In a Commutative Ring, is Addition Necessarily Commutative?

In order to generalize rings to structures with noncommutative addiiton, one cannot simply delete the axiom that addition is commutative, since, in fact, other (standard) ring axioms force addition to be commutative (Hankel, 1867 [1]). The proof is simple: apply both the left and right distributive law in different order to the term $\rm\:(1\!+\!1)(x\!+\!y),\:$ viz.

$$\rm (1\!+\!1)(x\!+\!y) = \bigg\lbrace \begin{eqnarray}\rm (1\!+\!1)x\!+\!(1\!+\!1)y\, =\, x \,+\, \color{#C00}{x\!+\!y} \,+\, y\\ \rm 1(x\!+\!y)\!+1(x\!+\!y)\, =\, x\, +\, \color{#0A0}{y\!+\!x}\, +\, y\end{eqnarray}\bigg\rbrace\:\Rightarrow\: \color{#C00}{x\!+\!y}\,=\,\color{#0A0}{y\!+\!x}\ \ by\ \ cancel\ \ x,y$$

Thus commutativity of addition, $\rm\:x+y = y+x,\:$ is implied by these axioms:

$(1)\ \ *\,$ distributes over $\rm\,+\!:\ \ x(y+z)\, =\, xy+xz,\ \ (y+z)x\, =\, yx+zx$

$(2)\ \, +\,$ is cancellative: $\rm\ \ x+y\, =\, x+z\:\Rightarrow\: y=z,\ \ y+x\, =\, z+x\:\Rightarrow\: y=z$

$(3)\ \, +\,$ is associative: $\rm\ \ (x+y)+z\, =\, x+(y+z)$

$(4)\ \ *\,$ has a neutral element $\rm\,1\!:\ \ 1x = x$

Said more structurally, recall that a SemiRing is that generalization of a Ring whose additive structure is relaxed from a commutative Group to merely a SemiGroup, i.e. here the only hypothesis on addition is that it be associative (so in SemiRings, unlike Rings, addition need not be commutative, nor need every element $\rm\,x\,$ have an additive inverse $\rm\,-x).\,$ Now the above result may be stated as follows: a semiring with $\,1\,$ and cancellative addition has commutative addition. Such semirings are simply subsemirings of rings (as is $\rm\:\Bbb N \subset \Bbb Z)\,$ because any commutative cancellative semigroup embeds canonically into a commutative group, its group of differences (in precisely the same way $\rm\,\Bbb Z\,$ is constructed from $\rm\,\Bbb N,\,$ i.e. the additive version of the fraction field construction).

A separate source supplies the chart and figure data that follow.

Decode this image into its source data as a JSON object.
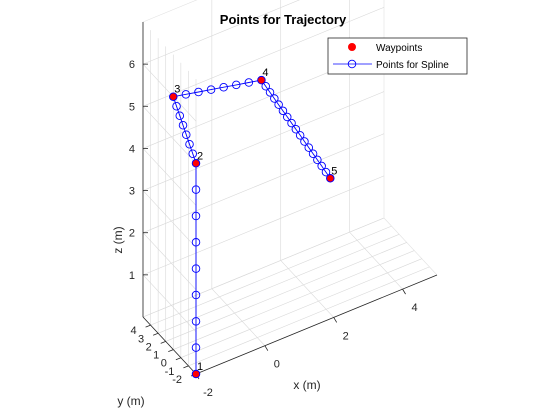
{
  "chart_data": {
    "type": "scatter",
    "title": "Points for Trajectory",
    "xlabel": "x (m)",
    "ylabel": "y (m)",
    "zlabel": "z (m)",
    "xlim": [
      -2,
      5
    ],
    "ylim": [
      -2,
      5
    ],
    "zlim": [
      0,
      7
    ],
    "xticks": [
      -2,
      0,
      2,
      4
    ],
    "yticks": [
      -2,
      -1,
      0,
      1,
      2,
      3,
      4
    ],
    "zticks": [
      0,
      1,
      2,
      3,
      4,
      5,
      6
    ],
    "grid": true,
    "legend_placement": "top-right",
    "series": [
      {
        "name": "Waypoints",
        "color": "#ff0000",
        "marker": "filled-circle",
        "points": [
          {
            "label": "1",
            "x": -2,
            "y": -2,
            "z": 0
          },
          {
            "label": "2",
            "x": -2,
            "y": -2,
            "z": 5
          },
          {
            "label": "3",
            "x": -2,
            "y": 1,
            "z": 6
          },
          {
            "label": "4",
            "x": 1,
            "y": 3,
            "z": 5
          },
          {
            "label": "5",
            "x": 3,
            "y": 3,
            "z": 2
          }
        ]
      },
      {
        "name": "Points for Spline",
        "color": "#0000ff",
        "marker": "open-circle",
        "segments": [
          {
            "from": 0,
            "to": 1,
            "count": 8
          },
          {
            "from": 1,
            "to": 2,
            "count": 7
          },
          {
            "from": 2,
            "to": 3,
            "count": 7
          },
          {
            "from": 3,
            "to": 4,
            "count": 16
          }
        ]
      }
    ]
  }
}
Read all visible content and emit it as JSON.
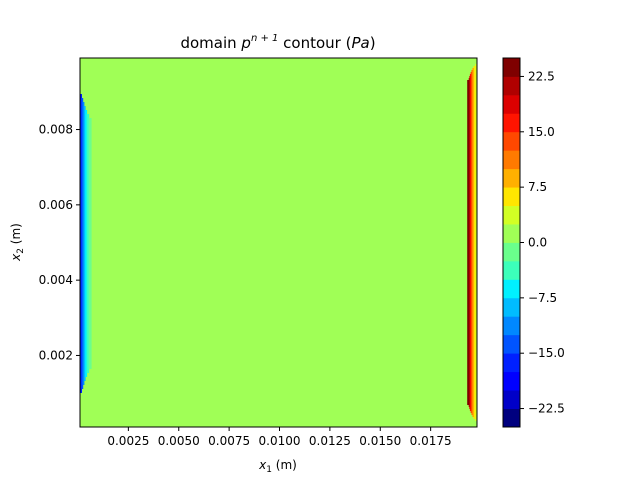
{
  "chart_data": {
    "type": "heatmap",
    "title": {
      "prefix": "domain ",
      "var": "p",
      "sup": "n + 1",
      "middle": " contour (",
      "unit": "Pa",
      "suffix": ")"
    },
    "xlabel": {
      "var": "x",
      "sub": "1",
      "rest": " (m)"
    },
    "ylabel": {
      "var": "x",
      "sub": "2",
      "rest": " (m)"
    },
    "xlim": [
      0.0001,
      0.0198
    ],
    "ylim": [
      0.0001,
      0.0099
    ],
    "x_ticks": [
      0.0025,
      0.005,
      0.0075,
      0.01,
      0.0125,
      0.015,
      0.0175
    ],
    "x_tick_labels": [
      "0.0025",
      "0.0050",
      "0.0075",
      "0.0100",
      "0.0125",
      "0.0150",
      "0.0175"
    ],
    "y_ticks": [
      0.002,
      0.004,
      0.006,
      0.008
    ],
    "y_tick_labels": [
      "0.002",
      "0.004",
      "0.006",
      "0.008"
    ],
    "colorbar": {
      "range": [
        -25,
        25
      ],
      "ticks": [
        -22.5,
        -15.0,
        -7.5,
        0.0,
        7.5,
        15.0,
        22.5
      ],
      "tick_labels": [
        "−22.5",
        "−15.0",
        "−7.5",
        "0.0",
        "7.5",
        "15.0",
        "22.5"
      ],
      "levels": [
        -25,
        -22.5,
        -20,
        -17.5,
        -15,
        -12.5,
        -10,
        -7.5,
        -5,
        -2.5,
        0,
        2.5,
        5,
        7.5,
        10,
        12.5,
        15,
        17.5,
        20,
        22.5,
        25
      ],
      "colors": [
        "#00007f",
        "#0000c8",
        "#0000ff",
        "#0020ff",
        "#0054ff",
        "#0088ff",
        "#00bcff",
        "#00f0ff",
        "#3cffba",
        "#6aff8c",
        "#a0ff56",
        "#d2ff24",
        "#ffe600",
        "#ffb000",
        "#ff7a00",
        "#ff4800",
        "#ff1400",
        "#dc0000",
        "#b00000",
        "#7f0000"
      ]
    },
    "field": {
      "interior_value": 0,
      "left_edge_min": -17.5,
      "right_edge_max": 25
    }
  }
}
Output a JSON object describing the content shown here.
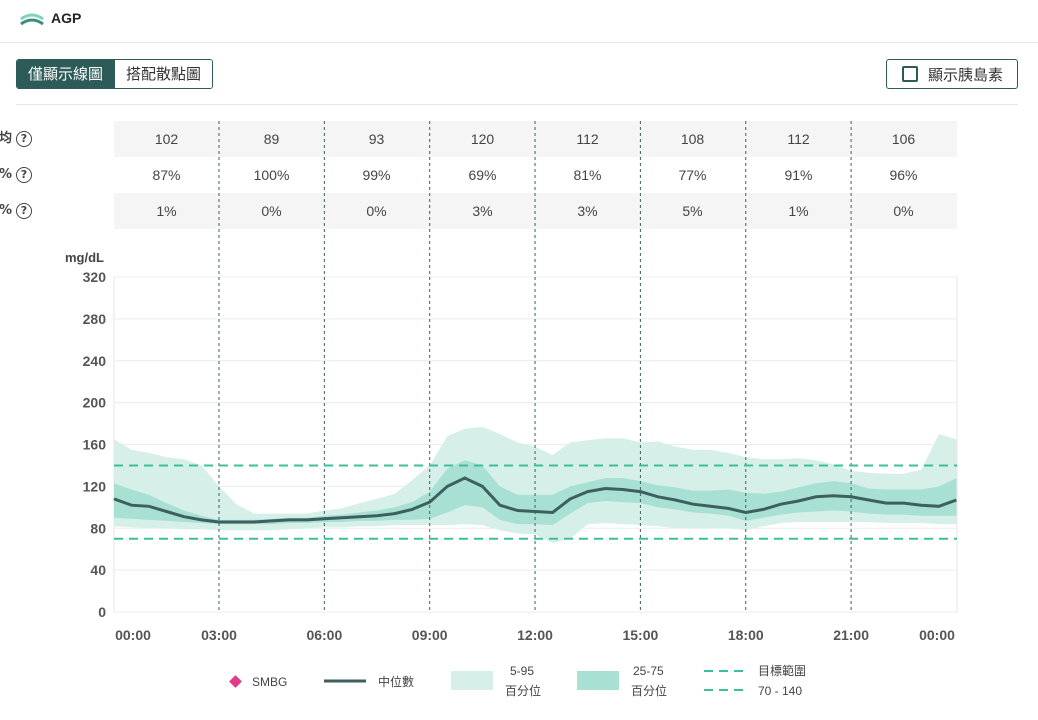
{
  "app": {
    "title": "AGP"
  },
  "view_toggle": {
    "line_only": "僅顯示線圖",
    "with_scatter": "搭配散點圖"
  },
  "insulin_toggle": {
    "label": "顯示胰島素",
    "checked": false
  },
  "stats": {
    "rows": [
      {
        "label": "平均",
        "values": [
          "102",
          "89",
          "93",
          "120",
          "112",
          "108",
          "112",
          "106"
        ]
      },
      {
        "label": "範圍內 %",
        "values": [
          "87%",
          "100%",
          "99%",
          "69%",
          "81%",
          "77%",
          "91%",
          "96%"
        ]
      },
      {
        "label": "低血糖 %",
        "values": [
          "1%",
          "0%",
          "0%",
          "3%",
          "3%",
          "5%",
          "1%",
          "0%"
        ]
      }
    ],
    "help_icon": "question-icon"
  },
  "colors": {
    "brand": "#2d5b57",
    "median": "#3d5f5d",
    "band_outer": "#d6f0e9",
    "band_inner": "#a8e1d3",
    "target": "#3dbf9e"
  },
  "chart_data": {
    "type": "area",
    "ylabel": "mg/dL",
    "ylim": [
      0,
      320
    ],
    "yticks": [
      "0",
      "40",
      "80",
      "120",
      "160",
      "200",
      "240",
      "280",
      "320"
    ],
    "xlim": [
      0,
      24
    ],
    "xticks": [
      "00:00",
      "03:00",
      "06:00",
      "09:00",
      "12:00",
      "15:00",
      "18:00",
      "21:00",
      "00:00"
    ],
    "target_range": [
      70,
      140
    ],
    "hours": [
      0,
      0.5,
      1,
      1.5,
      2,
      2.5,
      3,
      3.5,
      4,
      4.5,
      5,
      5.5,
      6,
      6.5,
      7,
      7.5,
      8,
      8.5,
      9,
      9.5,
      10,
      10.5,
      11,
      11.5,
      12,
      12.5,
      13,
      13.5,
      14,
      14.5,
      15,
      15.5,
      16,
      16.5,
      17,
      17.5,
      18,
      18.5,
      19,
      19.5,
      20,
      20.5,
      21,
      21.5,
      22,
      22.5,
      23,
      23.5,
      24
    ],
    "series": [
      {
        "name": "中位數",
        "values": [
          108,
          102,
          101,
          96,
          91,
          88,
          86,
          86,
          86,
          87,
          88,
          88,
          89,
          90,
          91,
          92,
          94,
          98,
          105,
          120,
          128,
          120,
          102,
          97,
          96,
          95,
          108,
          115,
          118,
          117,
          115,
          110,
          107,
          103,
          101,
          99,
          95,
          98,
          103,
          106,
          110,
          111,
          110,
          107,
          104,
          104,
          102,
          101,
          107
        ]
      },
      {
        "name": "25-75 百分位 (低)",
        "values": [
          90,
          89,
          88,
          87,
          86,
          85,
          84,
          84,
          84,
          84,
          85,
          85,
          86,
          86,
          87,
          87,
          88,
          88,
          89,
          95,
          102,
          100,
          88,
          84,
          84,
          83,
          94,
          104,
          106,
          105,
          104,
          100,
          98,
          95,
          94,
          92,
          87,
          90,
          93,
          95,
          96,
          97,
          96,
          94,
          93,
          93,
          92,
          92,
          92
        ]
      },
      {
        "name": "25-75 百分位 (高)",
        "values": [
          123,
          117,
          112,
          104,
          97,
          92,
          88,
          88,
          88,
          89,
          90,
          90,
          92,
          93,
          95,
          97,
          100,
          105,
          115,
          137,
          145,
          140,
          120,
          112,
          112,
          112,
          120,
          124,
          128,
          128,
          125,
          121,
          119,
          116,
          116,
          117,
          114,
          113,
          115,
          119,
          123,
          125,
          123,
          118,
          117,
          117,
          117,
          120,
          128
        ]
      },
      {
        "name": "5-95 百分位 (低)",
        "values": [
          82,
          81,
          80,
          80,
          79,
          79,
          78,
          78,
          78,
          78,
          79,
          80,
          81,
          81,
          82,
          82,
          83,
          83,
          83,
          83,
          84,
          83,
          78,
          75,
          74,
          66,
          70,
          84,
          85,
          84,
          83,
          82,
          80,
          80,
          80,
          80,
          78,
          82,
          85,
          86,
          86,
          86,
          86,
          86,
          85,
          85,
          85,
          84,
          84
        ]
      },
      {
        "name": "5-95 百分位 (高)",
        "values": [
          165,
          155,
          152,
          148,
          146,
          140,
          120,
          103,
          94,
          94,
          94,
          94,
          97,
          99,
          104,
          108,
          113,
          126,
          140,
          168,
          175,
          177,
          170,
          162,
          158,
          150,
          162,
          164,
          166,
          166,
          162,
          163,
          158,
          155,
          155,
          152,
          148,
          146,
          146,
          147,
          145,
          141,
          135,
          133,
          132,
          132,
          136,
          170,
          165
        ]
      }
    ],
    "legend": [
      {
        "key": "smbg",
        "label": "SMBG"
      },
      {
        "key": "median",
        "label": "中位數"
      },
      {
        "key": "band_outer",
        "label": "5-95",
        "sublabel": "百分位"
      },
      {
        "key": "band_inner",
        "label": "25-75",
        "sublabel": "百分位"
      },
      {
        "key": "target",
        "label": "目標範圍",
        "sublabel": "70 - 140"
      }
    ]
  }
}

Examples of SemiRings include: $\rm\,\Bbb N;\,$ initial segments of cardinals; distributive lattices (e.g. subsets of a powerset with operations $\cup$ and $\cap$; $\rm\,\Bbb R\,$ with + being min or max, and $*$ being addition; semigroup semirings (e.g. formal power series); formal languages with union, concat; etc. For a nice survey of SemiRings and SemiFields see [2]. See also Near-Rings.

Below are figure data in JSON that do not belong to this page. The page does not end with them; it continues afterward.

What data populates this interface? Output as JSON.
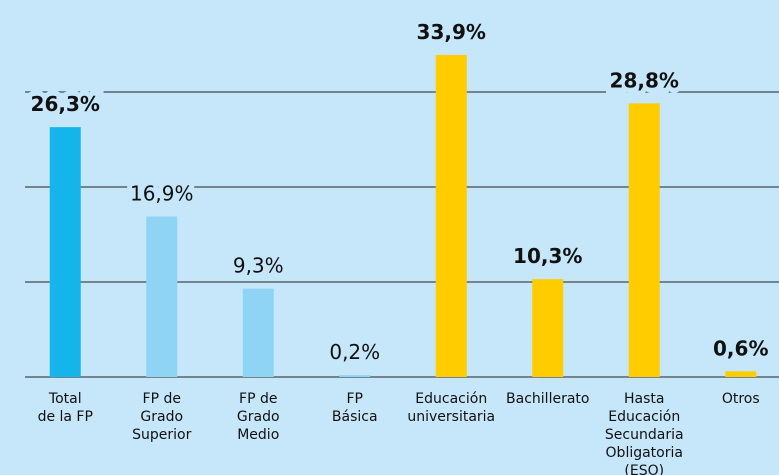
{
  "chart_data": {
    "type": "bar",
    "categories": [
      "Total\nde la FP",
      "FP de\nGrado\nSuperior",
      "FP de\nGrado\nMedio",
      "FP\nBásica",
      "Educación\nuniversitaria",
      "Bachillerato",
      "Hasta\nEducación\nSecundaria\nObligatoria (ESO)",
      "Otros"
    ],
    "values": [
      26.3,
      16.9,
      9.3,
      0.2,
      33.9,
      10.3,
      28.8,
      0.6
    ],
    "value_labels": [
      "26,3%",
      "16,9%",
      "9,3%",
      "0,2%",
      "33,9%",
      "10,3%",
      "28,8%",
      "0,6%"
    ],
    "colors": [
      "#13b5ea",
      "#8fd3f5",
      "#8fd3f5",
      "#8fd3f5",
      "#ffcc00",
      "#ffcc00",
      "#ffcc00",
      "#ffcc00"
    ],
    "ylim": [
      0,
      34
    ],
    "yticks": [
      0,
      10,
      20,
      30
    ],
    "grid": true
  }
}
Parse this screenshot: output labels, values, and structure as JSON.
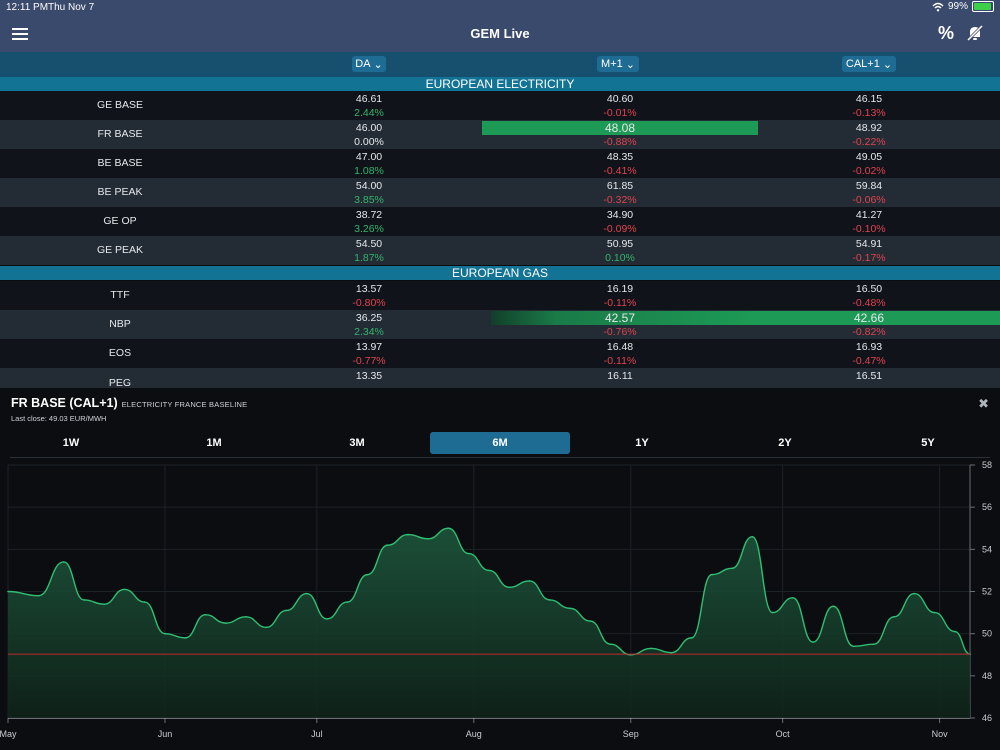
{
  "status": {
    "time": "12:11 PM",
    "date": "Thu Nov 7",
    "battery": "99%",
    "battery_level": 0.99
  },
  "app": {
    "title": "GEM Live",
    "percent_label": "%"
  },
  "columns": [
    "DA",
    "M+1",
    "CAL+1"
  ],
  "sections": [
    {
      "title": "EUROPEAN ELECTRICITY",
      "rows": [
        {
          "name": "GE BASE",
          "cells": [
            {
              "price": "46.61",
              "change": "2.44%",
              "dir": "pos"
            },
            {
              "price": "40.60",
              "change": "-0.01%",
              "dir": "neg"
            },
            {
              "price": "46.15",
              "change": "-0.13%",
              "dir": "neg"
            }
          ]
        },
        {
          "name": "FR BASE",
          "cells": [
            {
              "price": "46.00",
              "change": "0.00%",
              "dir": "neu"
            },
            {
              "price": "48.08",
              "change": "-0.88%",
              "dir": "neg",
              "highlight": true
            },
            {
              "price": "48.92",
              "change": "-0.22%",
              "dir": "neg"
            }
          ]
        },
        {
          "name": "BE BASE",
          "cells": [
            {
              "price": "47.00",
              "change": "1.08%",
              "dir": "pos"
            },
            {
              "price": "48.35",
              "change": "-0.41%",
              "dir": "neg"
            },
            {
              "price": "49.05",
              "change": "-0.02%",
              "dir": "neg"
            }
          ]
        },
        {
          "name": "BE PEAK",
          "cells": [
            {
              "price": "54.00",
              "change": "3.85%",
              "dir": "pos"
            },
            {
              "price": "61.85",
              "change": "-0.32%",
              "dir": "neg"
            },
            {
              "price": "59.84",
              "change": "-0.06%",
              "dir": "neg"
            }
          ]
        },
        {
          "name": "GE OP",
          "cells": [
            {
              "price": "38.72",
              "change": "3.26%",
              "dir": "pos"
            },
            {
              "price": "34.90",
              "change": "-0.09%",
              "dir": "neg"
            },
            {
              "price": "41.27",
              "change": "-0.10%",
              "dir": "neg"
            }
          ]
        },
        {
          "name": "GE PEAK",
          "cells": [
            {
              "price": "54.50",
              "change": "1.87%",
              "dir": "pos"
            },
            {
              "price": "50.95",
              "change": "0.10%",
              "dir": "pos"
            },
            {
              "price": "54.91",
              "change": "-0.17%",
              "dir": "neg"
            }
          ]
        }
      ]
    },
    {
      "title": "EUROPEAN GAS",
      "rows": [
        {
          "name": "TTF",
          "cells": [
            {
              "price": "13.57",
              "change": "-0.80%",
              "dir": "neg"
            },
            {
              "price": "16.19",
              "change": "-0.11%",
              "dir": "neg"
            },
            {
              "price": "16.50",
              "change": "-0.48%",
              "dir": "neg"
            }
          ]
        },
        {
          "name": "NBP",
          "cells": [
            {
              "price": "36.25",
              "change": "2.34%",
              "dir": "pos"
            },
            {
              "price": "42.57",
              "change": "-0.76%",
              "dir": "neg",
              "highlight": true
            },
            {
              "price": "42.66",
              "change": "-0.82%",
              "dir": "neg",
              "highlight": true
            }
          ]
        },
        {
          "name": "EOS",
          "cells": [
            {
              "price": "13.97",
              "change": "-0.77%",
              "dir": "neg"
            },
            {
              "price": "16.48",
              "change": "-0.11%",
              "dir": "neg"
            },
            {
              "price": "16.93",
              "change": "-0.47%",
              "dir": "neg"
            }
          ]
        },
        {
          "name": "PEG",
          "cells": [
            {
              "price": "13.35",
              "change": "",
              "dir": "neu"
            },
            {
              "price": "16.11",
              "change": "",
              "dir": "neu"
            },
            {
              "price": "16.51",
              "change": "",
              "dir": "neu"
            }
          ]
        }
      ]
    }
  ],
  "colors": {
    "positive": "#34b36b",
    "negative": "#e0424f",
    "highlight": "#1d9a55",
    "accent": "#1e6c94",
    "line": "#2fbf72",
    "close_line": "#c0282f"
  },
  "panel": {
    "title": "FR BASE (CAL+1)",
    "subtitle": "ELECTRICITY FRANCE BASELINE",
    "last_close": "Last close: 49.03 EUR/MWH",
    "ranges": [
      "1W",
      "1M",
      "3M",
      "6M",
      "1Y",
      "2Y",
      "5Y"
    ],
    "active_range": "6M"
  },
  "chart_data": {
    "type": "area",
    "title": "FR BASE (CAL+1)",
    "xlabel": "",
    "ylabel": "",
    "x_ticks": [
      "May",
      "Jun",
      "Jul",
      "Aug",
      "Sep",
      "Oct",
      "Nov"
    ],
    "y_ticks": [
      46,
      48,
      50,
      52,
      54,
      56,
      58
    ],
    "ylim": [
      46,
      58
    ],
    "reference_line": 49.03,
    "grid": true,
    "x": [
      "2019-05-01",
      "2019-05-07",
      "2019-05-12",
      "2019-05-16",
      "2019-05-20",
      "2019-05-24",
      "2019-05-28",
      "2019-06-01",
      "2019-06-05",
      "2019-06-09",
      "2019-06-13",
      "2019-06-17",
      "2019-06-21",
      "2019-06-25",
      "2019-06-29",
      "2019-07-03",
      "2019-07-07",
      "2019-07-11",
      "2019-07-15",
      "2019-07-19",
      "2019-07-23",
      "2019-07-27",
      "2019-07-31",
      "2019-08-04",
      "2019-08-08",
      "2019-08-12",
      "2019-08-16",
      "2019-08-20",
      "2019-08-24",
      "2019-08-28",
      "2019-09-01",
      "2019-09-05",
      "2019-09-09",
      "2019-09-13",
      "2019-09-17",
      "2019-09-21",
      "2019-09-25",
      "2019-09-29",
      "2019-10-03",
      "2019-10-07",
      "2019-10-11",
      "2019-10-15",
      "2019-10-19",
      "2019-10-23",
      "2019-10-27",
      "2019-10-31",
      "2019-11-04",
      "2019-11-07"
    ],
    "values": [
      52.0,
      51.8,
      53.4,
      51.6,
      51.4,
      52.1,
      51.5,
      50.0,
      49.8,
      50.9,
      50.5,
      50.8,
      50.3,
      51.1,
      51.9,
      50.7,
      51.5,
      52.8,
      54.2,
      54.7,
      54.5,
      55.0,
      53.8,
      53.0,
      52.2,
      52.5,
      51.6,
      51.2,
      50.6,
      49.5,
      49.0,
      49.3,
      49.1,
      49.8,
      52.8,
      53.1,
      54.6,
      51.0,
      51.7,
      49.6,
      51.3,
      49.4,
      49.5,
      50.8,
      51.9,
      51.0,
      50.1,
      49.03
    ]
  }
}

[1] Gerhard Betsch. On the beginnings and development of near-ring theory. pp. 1-11 in:
Near-rings and near-fields. Proceedings of the conference held in Fredericton, New Brunswick, July 18-24, 1993. Edited by Yuen Fong, Howard E. Bell, Wen-Fong Ke, Gordon Mason and Gunter Pilz. Mathematics and its Applications, 336. Kluwer Academic Publishers Group, Dordrecht, 1995. x+278 pp. ISBN: 0-7923-3635-6 Zbl review

[2] Hebisch, Udo; Weinert, Hanns Joachim. Semirings and semifields. $\ $ pp. 425-462 in: Handbook of algebra. Vol. 1. Edited by M. Hazewinkel. North-Holland Publishing Co., Amsterdam, 1996. xx+915 pp. ISBN: 0-444-82212-7 Zbl review, AMS review

The three basic properties of a ring are;

• The set under addition makes an abelian group,
• Multiplication is associative, and
• Left and right distributive laws hold.

Thus, by definition of "abelian group", the addition must be commutative. Hopes that help.

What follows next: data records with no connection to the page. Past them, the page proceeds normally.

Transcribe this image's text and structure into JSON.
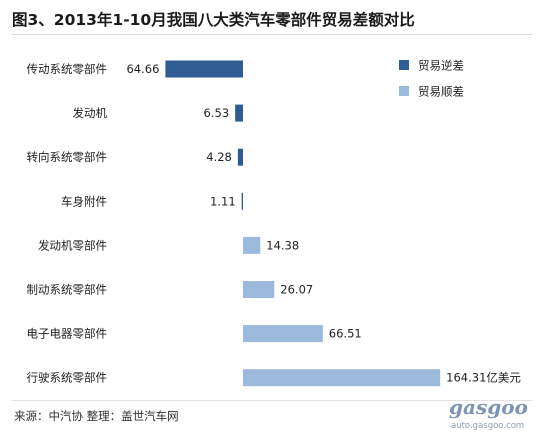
{
  "title": "图3、2013年1-10月我国八大类汽车零部件贸易差额对比",
  "source": "来源：中汽协  整理：盖世汽车网",
  "watermark": {
    "logo": "gasgoo",
    "url": "auto.gasgoo.com"
  },
  "colors": {
    "deficit": "#2f5d93",
    "surplus": "#9bb9da"
  },
  "chart_data": {
    "type": "bar",
    "orientation": "horizontal",
    "title": "图3、2013年1-10月我国八大类汽车零部件贸易差额对比",
    "unit": "亿美元",
    "legend": {
      "position": "top-right",
      "entries": [
        "贸易逆差",
        "贸易顺差"
      ]
    },
    "grid": false,
    "xlim": [
      -80,
      170
    ],
    "categories": [
      "传动系统零部件",
      "发动机",
      "转向系统零部件",
      "车身附件",
      "发动机零部件",
      "制动系统零部件",
      "电子电器零部件",
      "行驶系统零部件"
    ],
    "values": [
      -64.66,
      -6.53,
      -4.28,
      -1.11,
      14.38,
      26.07,
      66.51,
      164.31
    ],
    "value_labels": [
      "64.66",
      "6.53",
      "4.28",
      "1.11",
      "14.38",
      "26.07",
      "66.51",
      "164.31亿美元"
    ],
    "series": [
      {
        "name": "贸易逆差",
        "values": [
          64.66,
          6.53,
          4.28,
          1.11,
          null,
          null,
          null,
          null
        ]
      },
      {
        "name": "贸易顺差",
        "values": [
          null,
          null,
          null,
          null,
          14.38,
          26.07,
          66.51,
          164.31
        ]
      }
    ]
  }
}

The definition of a ring is that it has two binary operations, $+$ and $\cdot$. The $+$ operation forms an abelian group and $\cdot$ need only be associative. The distributive laws need hold. However, notice that the distributive laws force $+$ to be abelian when $R$ has $1$!

$$(1+1)(x+y)=1(x+y)+1(x+y)=x+y+x+y$$

and

$$ (1+1)(x+y)=(1+1)x+(1+1)y=x+x+y+y $$ so that $x+y+x+y=x+x+y+y$ then adding $-x$ and $-y$ ($+$ forms a group so has inverses $-x,-y$) on the left and right yields $y+x=x+y$.